Por eso hoy tenemos derecho al regocijo. Voy a pedirle a los oyentes de la radio que ahora me digan qué es lo que viene, qué aspiran que llegue a partir del 10 de diciembre. (Algunas diferencias son obvias. Minutos atrás leí un twitt de @grindan que marca un pequeño salto de calidad en la cartera de Economía: De un panelista de TN chupando whisky a uno que lo felicita un Premio Nobel por su nombramiento.) El cambio en el estado de ánimo se percibirá de inmediato. Ya no estaremos sometidos a un gobierno que trata de cagarte la vida todos los días, y eso no es poca cosa. También ayuda la tranquilidad de saber que no seremos espiados, que no iremos presos por twittear y que si queremos reclamar algo que consideramos justo ya no nos golpearán ni gasearán. (Salvo que nos expongamos a la Policía de la Ciudad, ojo.)

Pero hay algo a lo que no tenemos derecho. Y eso es olvidar, perder la conciencia de lo que nos pasó y el modo en que eso recalibró nuestras vidas. ¿Puede la víctima de un ataque feroz rehacerse y ser feliz? Puede y debe. Lo que no puede es ser ingenua, ponerse en situación que permita que vuelva a ocurrirle algo parecido. Para eso están las cicatrices, tanto la físicas como las otras: para que no olvidemos que algo nos marcó de modo indeleble. El documental de Bauer me recordó aquel tramo del discurso de Cristina del 9 de diciembre del ’15 —yo estaba en medio de aquella multitud, entonces—, cuando dijo que «dentro del cuerpo de cada uno de los 42 millones de argentinos hay un dirigente… Un dirigente de su destino y el constructor de su vida». Como en tantos otros temas, recién hoy asumo hasta qué punto tenía razón. Mi propia vida es un prueba. A fines de ese año yo era apenas un escritor que quería seguir escribiendo sus historias, desde el interior de su burbuja. La brutalidad del ataque de los émulos de Funny Games me impulsó a volver al periodismo que había dejado atrás, porque necesitaba hacer más que escribir novelas, algo que me permitiese trabajar sobre esa realidad de modo más directo — militar políticamente del modo que me era más natural. Y hoy ese mismo impulso me lleva aún más allá, a asumir responsabilidades que nunca había buscado pero que aparecen en la organización de esta Argentina que se sobrepone a sus heridas y vuelve a caminar.

Existen tiempos históricos en los que uno puede relajarse y vivir esa vida idílica al modo de las publicidades de los ’50 en los Estados Unidos: la oficina pulcra, el viaje de regreso en auto, la casa con cerco blanco, la cena en familia con el perro encantador que espera las sobras, la sobremesa con pipa, pantuflas y la TV encendida.
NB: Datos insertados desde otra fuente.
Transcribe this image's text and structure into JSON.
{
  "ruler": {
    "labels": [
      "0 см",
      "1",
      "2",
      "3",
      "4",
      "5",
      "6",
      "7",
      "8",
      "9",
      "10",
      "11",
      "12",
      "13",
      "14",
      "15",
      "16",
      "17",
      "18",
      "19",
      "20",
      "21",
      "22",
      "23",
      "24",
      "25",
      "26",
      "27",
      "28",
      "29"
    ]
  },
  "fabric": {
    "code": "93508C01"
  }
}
Pero existen otros tiempos —y este es uno de esos— en los que uno debe practicar lo que se llama double duty, ejercer una responsabilidad doble a diario, al estilo de los espartanos. Por un lado se trabaja y se goza, por el otro se vive en estado de alerta y se sabe que, en tanto dirigentes de la reserva que voluntariamente defiende los derechos de los ciudadanos argentinos 24/7, hay que estar listos a salir a la calle apenas suene la alarma. Los espartanos no se entrenaban por deseo, se preparaban como lo hacían por necesidad: nación pequeña rodeada de enemigos poderosos, o te alistás para defenderla o te pasan por arriba. (¡Si hubiesen permitido que sus mujeres batallasen también, nunca habrían sido derrotados!) Y esa es también nuestra necesidad de hoy. La oleada neoliberal articulada por las corporaciones, los jueces y los medios fracasó en poco tiempo; en consecuencia, su próxima arremetida será más descarada, más violenta en términos físicos — a menos que presentemos un frente unido que la torne inviable.
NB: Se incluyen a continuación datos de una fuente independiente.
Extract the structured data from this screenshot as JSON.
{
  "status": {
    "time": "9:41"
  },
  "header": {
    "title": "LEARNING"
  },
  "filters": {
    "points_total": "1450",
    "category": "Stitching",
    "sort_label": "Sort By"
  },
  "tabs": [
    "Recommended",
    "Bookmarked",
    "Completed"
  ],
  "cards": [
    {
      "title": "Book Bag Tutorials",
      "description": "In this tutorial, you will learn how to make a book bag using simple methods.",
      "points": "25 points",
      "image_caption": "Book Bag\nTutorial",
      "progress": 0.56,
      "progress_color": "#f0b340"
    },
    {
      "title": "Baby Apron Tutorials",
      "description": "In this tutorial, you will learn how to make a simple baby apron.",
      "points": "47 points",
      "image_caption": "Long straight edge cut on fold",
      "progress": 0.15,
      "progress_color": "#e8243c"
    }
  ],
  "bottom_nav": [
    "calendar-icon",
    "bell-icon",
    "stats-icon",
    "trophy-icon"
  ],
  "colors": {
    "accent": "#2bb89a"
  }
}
Puede que Corbyn no lo sepa, pero La vida no tiene que ser una mierda es un slogan que huele a peronismo. Eso es lo que dijimos el 27 de octubre y es lo que defenderemos a partir del 10 de diciembre, los millones de dirigentes que hoy somos.
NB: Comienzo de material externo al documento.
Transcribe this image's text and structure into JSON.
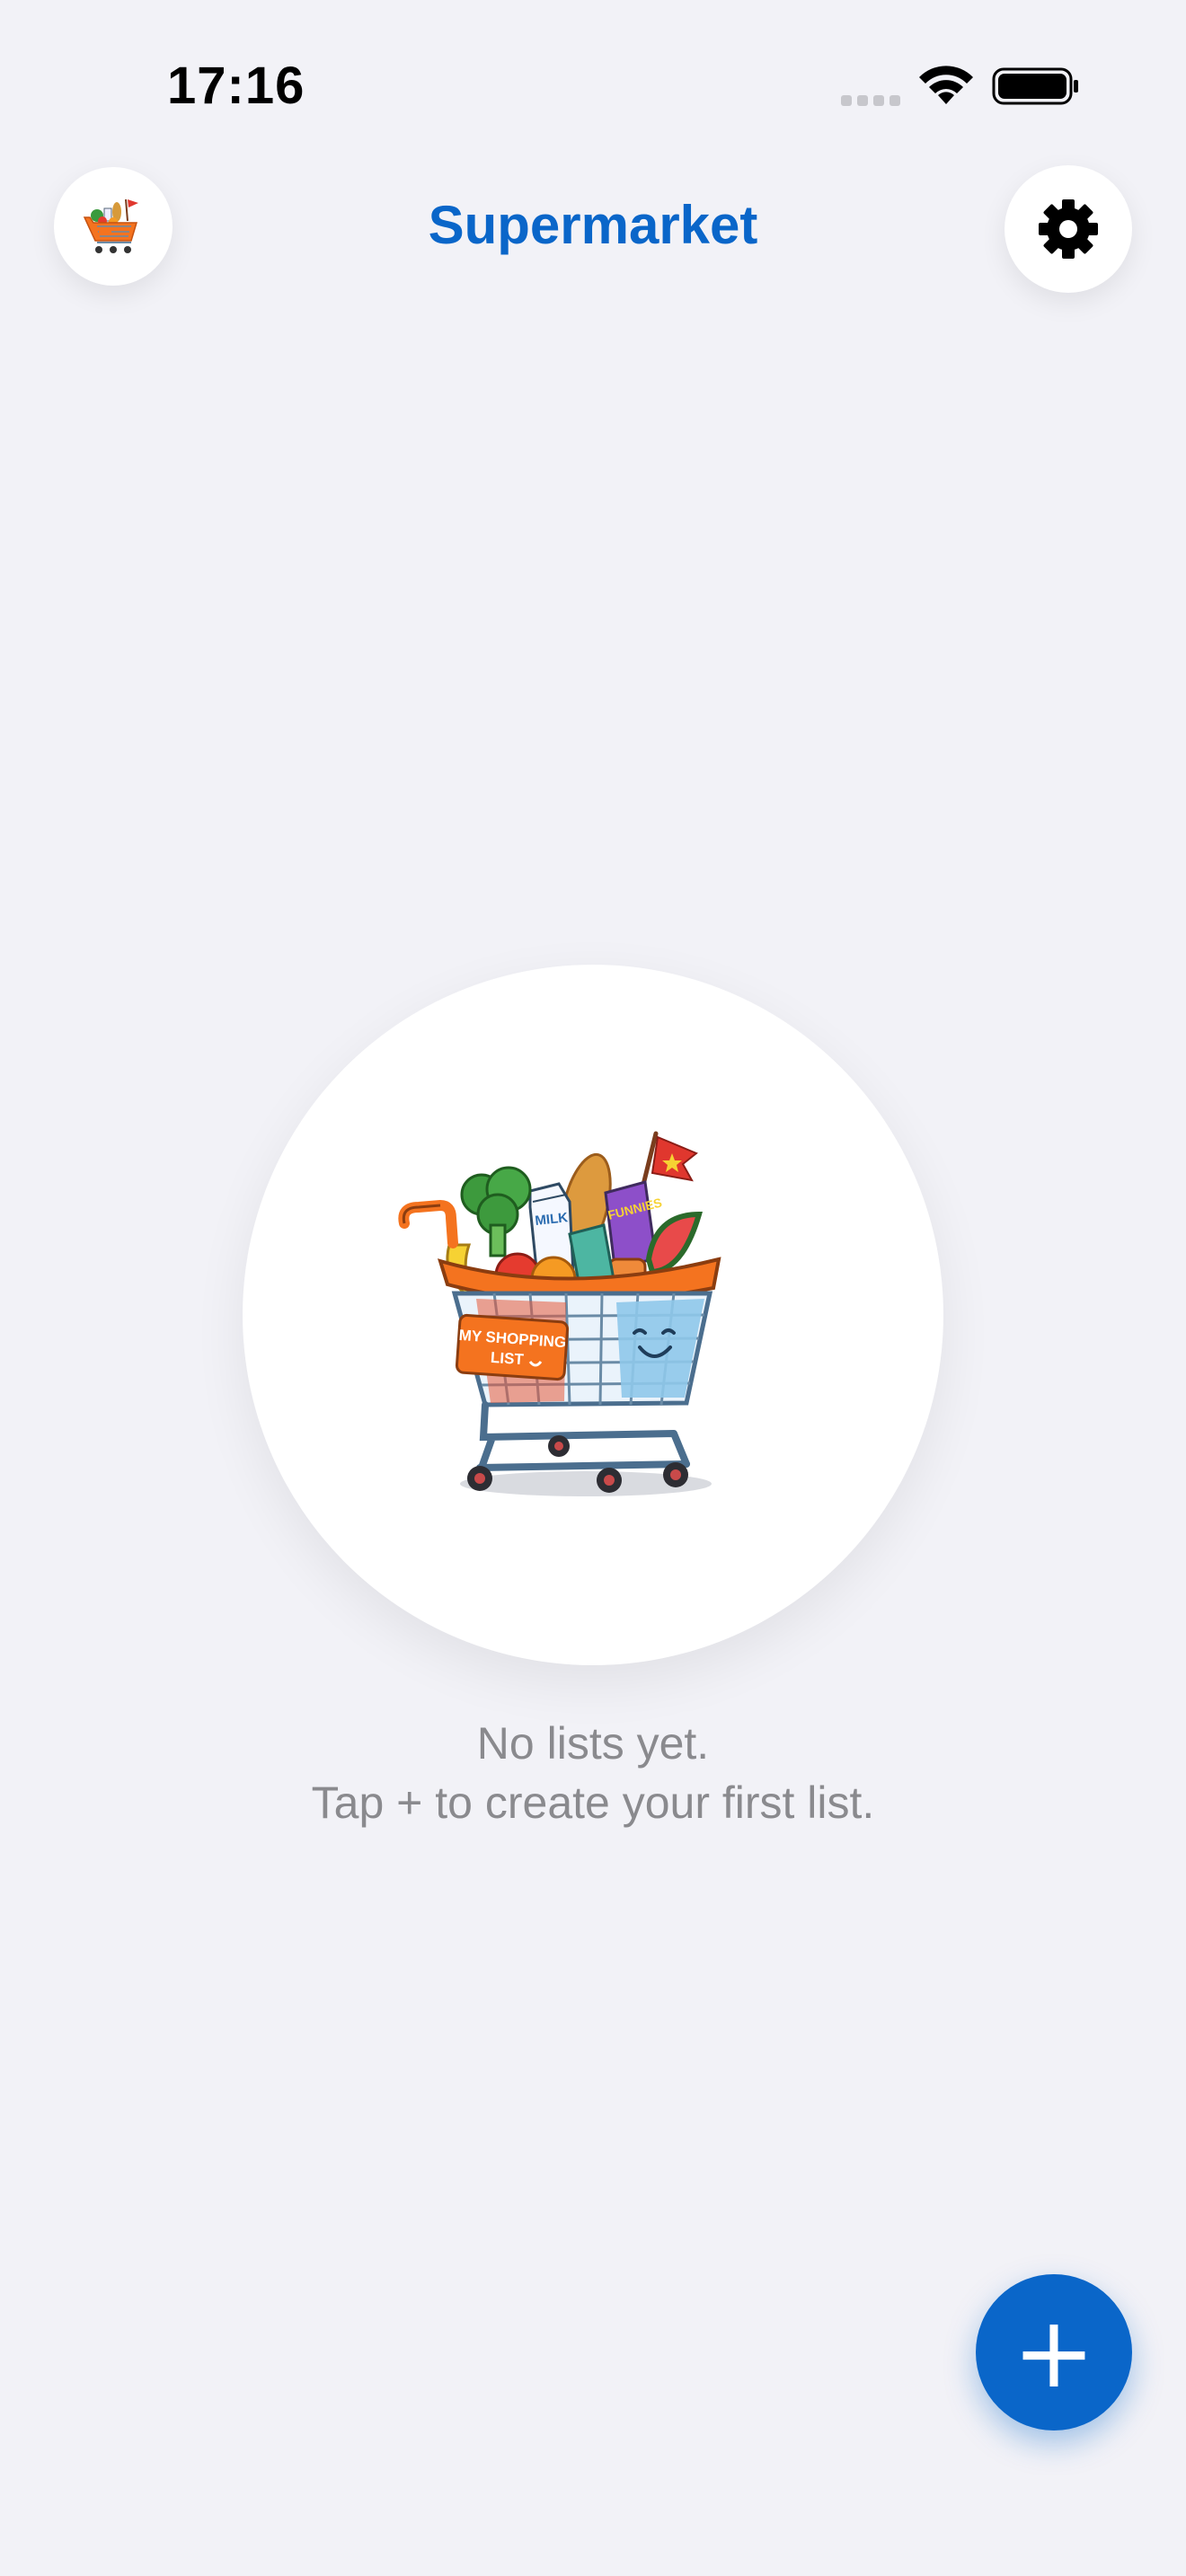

La alegría de esta semana nos la ganamos en buena ley. Pero para alcanzar la felicidad simple a la que aspiramos —y aspiramos a ella porque la merecemos—, no hay que volver a bajar la guardia ni un minuto. Eso es lo que enseña la experiencia reciente, que debemos capitalizar en el contexto de este mundo que cada vez se parece menos a aquel donde crecimos. Como decía mi abuelo, aquel gordo al estilo Orson Welles al que le gustaban el whisky y los puros y que me enseñó a reír y llorar al mismo tiempo, como sin duda haré más de una vez esta semana: Cocodrilo que se duerme es cartera.